MEP from France: “The Chinese regime wants everyone to forget about the deported Uyghurs. That’s why it’s so important to show their faces.”
Michelle Bachelet, UN High Commissioner for Human Rights, is on a 6-day visit to China for the first time in 17 years. Xi Jinping, leader of the PRC, held talks with her via video format. Its main message:
“No one should tell China how to protect human rights, these issues cannot be politicized.”
The head of the agency will go to the northwest of the country, to Xinjiang – information about torture and murder in labor camps for Uyghur Muslims comes from there. Critics of the Chinese government fear that the program of her visit will be tightly controlled by the authorities.
Last Tuesday, “Xinjiang police files” were published, which were verified by a consortium of investigative journalists from 14 world media outlets. They were obtained as a result of a leak from the computer servers of the Chinese security forces. More than 100,000 documents show facts of violence. Thousands of photos taken in China’s top-secret mass detention system. They also contain the personal data of prisoners, the oldest of whom is 73 years old. Rafael Glucksmann, MEP for France, says:
“The Chinese regime wants everyone to forget about the deported Uighurs. That’s why it’s so important to show their faces.”
However, Beijing calls the allegations “the hoax of the century” and vehemently denies them. At the official level, everything looks decent enough – the camps are called centers for professional retraining, in which the prevention of religious extremism is carried out. Chinese Foreign Minister Wang Yi said in 2019:
“Education and learning centers in Xinjiang are schools that help people free themselves from extremism.”
Government claims that the re-education camps built in Xinjiang since 2017 are nothing more than “schools” are in stark contrast to internal police instructions, lists of guards and previously unreleased pictures of prisoners. air force.

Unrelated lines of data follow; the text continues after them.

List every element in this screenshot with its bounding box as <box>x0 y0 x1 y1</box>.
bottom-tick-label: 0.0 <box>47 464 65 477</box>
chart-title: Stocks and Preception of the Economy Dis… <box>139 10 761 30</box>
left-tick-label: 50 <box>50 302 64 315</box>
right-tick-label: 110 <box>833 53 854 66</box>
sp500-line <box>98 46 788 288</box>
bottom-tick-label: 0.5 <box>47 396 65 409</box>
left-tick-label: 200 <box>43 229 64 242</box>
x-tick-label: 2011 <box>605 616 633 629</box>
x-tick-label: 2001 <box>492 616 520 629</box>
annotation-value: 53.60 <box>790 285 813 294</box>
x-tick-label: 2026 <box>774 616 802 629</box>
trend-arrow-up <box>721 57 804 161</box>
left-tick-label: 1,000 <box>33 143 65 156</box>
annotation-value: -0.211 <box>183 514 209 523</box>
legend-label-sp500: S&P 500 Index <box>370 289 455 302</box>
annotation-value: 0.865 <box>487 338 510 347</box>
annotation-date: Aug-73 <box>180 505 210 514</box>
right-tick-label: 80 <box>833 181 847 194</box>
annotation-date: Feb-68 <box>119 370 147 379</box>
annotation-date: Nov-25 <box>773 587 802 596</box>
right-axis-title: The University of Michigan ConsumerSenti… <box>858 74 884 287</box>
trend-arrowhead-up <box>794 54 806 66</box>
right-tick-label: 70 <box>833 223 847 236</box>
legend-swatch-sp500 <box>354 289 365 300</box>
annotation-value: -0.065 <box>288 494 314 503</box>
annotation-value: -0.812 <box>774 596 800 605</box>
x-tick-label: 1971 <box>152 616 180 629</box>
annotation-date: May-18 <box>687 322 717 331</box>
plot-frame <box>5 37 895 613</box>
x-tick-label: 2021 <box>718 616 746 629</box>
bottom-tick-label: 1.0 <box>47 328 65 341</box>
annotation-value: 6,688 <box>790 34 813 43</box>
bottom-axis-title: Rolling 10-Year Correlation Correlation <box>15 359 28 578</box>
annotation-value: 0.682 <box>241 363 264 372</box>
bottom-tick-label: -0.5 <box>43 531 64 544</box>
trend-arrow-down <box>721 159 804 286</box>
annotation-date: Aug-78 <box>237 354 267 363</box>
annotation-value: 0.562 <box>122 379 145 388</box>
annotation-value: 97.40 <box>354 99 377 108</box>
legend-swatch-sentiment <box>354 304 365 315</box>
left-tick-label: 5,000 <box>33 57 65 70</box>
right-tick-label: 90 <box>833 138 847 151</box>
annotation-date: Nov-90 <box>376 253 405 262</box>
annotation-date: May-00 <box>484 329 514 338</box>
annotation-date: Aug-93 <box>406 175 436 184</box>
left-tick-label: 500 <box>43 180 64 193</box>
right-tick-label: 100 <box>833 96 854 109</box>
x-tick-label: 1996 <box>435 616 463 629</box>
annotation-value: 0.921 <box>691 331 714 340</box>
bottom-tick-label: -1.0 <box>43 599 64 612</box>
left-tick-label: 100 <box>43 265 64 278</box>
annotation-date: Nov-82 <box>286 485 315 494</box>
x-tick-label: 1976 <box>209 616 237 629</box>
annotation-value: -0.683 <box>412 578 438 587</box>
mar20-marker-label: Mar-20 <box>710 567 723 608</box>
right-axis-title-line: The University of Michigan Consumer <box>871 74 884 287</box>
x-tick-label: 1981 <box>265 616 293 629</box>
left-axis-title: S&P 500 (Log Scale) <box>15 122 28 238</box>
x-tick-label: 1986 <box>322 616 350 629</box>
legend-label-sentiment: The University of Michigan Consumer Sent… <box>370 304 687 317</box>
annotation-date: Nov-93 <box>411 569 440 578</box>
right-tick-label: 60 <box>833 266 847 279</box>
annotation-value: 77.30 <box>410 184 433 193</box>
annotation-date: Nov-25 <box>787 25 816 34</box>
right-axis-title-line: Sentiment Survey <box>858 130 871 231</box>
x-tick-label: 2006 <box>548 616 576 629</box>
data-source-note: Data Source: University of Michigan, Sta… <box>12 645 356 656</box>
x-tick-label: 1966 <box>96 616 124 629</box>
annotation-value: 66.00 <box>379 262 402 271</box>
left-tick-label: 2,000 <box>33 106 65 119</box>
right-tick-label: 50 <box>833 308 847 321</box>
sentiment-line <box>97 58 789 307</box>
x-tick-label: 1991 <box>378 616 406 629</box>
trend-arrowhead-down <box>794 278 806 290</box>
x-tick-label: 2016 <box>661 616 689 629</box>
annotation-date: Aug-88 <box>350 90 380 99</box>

The documents that have been made public provide some of the strongest evidence to date of a policy directed against virtually any manifestation of Uyghur identity, culture or belief. And also the fact that the decision-making chain on these issues goes up, all the way to the Chinese leader Xi Jinping.

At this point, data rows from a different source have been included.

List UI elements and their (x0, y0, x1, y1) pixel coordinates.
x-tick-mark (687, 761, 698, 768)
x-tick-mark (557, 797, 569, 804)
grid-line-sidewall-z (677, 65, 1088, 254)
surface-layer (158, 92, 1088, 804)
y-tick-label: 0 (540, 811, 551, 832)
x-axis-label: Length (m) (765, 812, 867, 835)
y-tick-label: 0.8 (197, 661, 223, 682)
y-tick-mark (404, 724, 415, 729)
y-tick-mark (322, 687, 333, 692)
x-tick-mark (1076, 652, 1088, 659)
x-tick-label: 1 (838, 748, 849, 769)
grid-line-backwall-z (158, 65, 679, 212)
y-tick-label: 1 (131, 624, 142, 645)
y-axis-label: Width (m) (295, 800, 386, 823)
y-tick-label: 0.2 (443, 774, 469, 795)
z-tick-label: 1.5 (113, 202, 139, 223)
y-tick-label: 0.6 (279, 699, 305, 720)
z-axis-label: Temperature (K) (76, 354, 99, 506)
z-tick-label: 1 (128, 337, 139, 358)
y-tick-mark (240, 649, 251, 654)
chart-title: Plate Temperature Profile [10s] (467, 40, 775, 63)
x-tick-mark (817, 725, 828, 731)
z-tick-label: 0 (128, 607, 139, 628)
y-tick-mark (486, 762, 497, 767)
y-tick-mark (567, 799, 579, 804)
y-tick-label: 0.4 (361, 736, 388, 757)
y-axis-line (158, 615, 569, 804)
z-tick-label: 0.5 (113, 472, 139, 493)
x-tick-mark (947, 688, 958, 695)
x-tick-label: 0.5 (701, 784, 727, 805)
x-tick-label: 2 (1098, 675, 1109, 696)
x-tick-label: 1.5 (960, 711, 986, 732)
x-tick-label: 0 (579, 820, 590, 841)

Tens of thousands of documents and images include secret speeches by senior officials, internal police instructions and personnel information, details of the internment of more than 20,000 Uighurs, and photographs from classified locations.
Dating of documents ends at the end of 2018. Most likely, the reason lies in the directive issued at the beginning of 2019, which tightens encryption standards. Therefore, more recent files might not be hackable.
A media consortium has reached out to the Chinese government for comment on the hacked data, with detailed questions about the evidence it contains. And received a response from the Chinese Embassy in Washington:
“Issues related to Xinjiang are essentially about countering terrorism, radicalization and separatism, not about human rights or religion. The Chinese authorities have taken “many decisive, credible and effective de-radicalization measures. Currently, social stability and harmony reign in the region, as well as economic development.”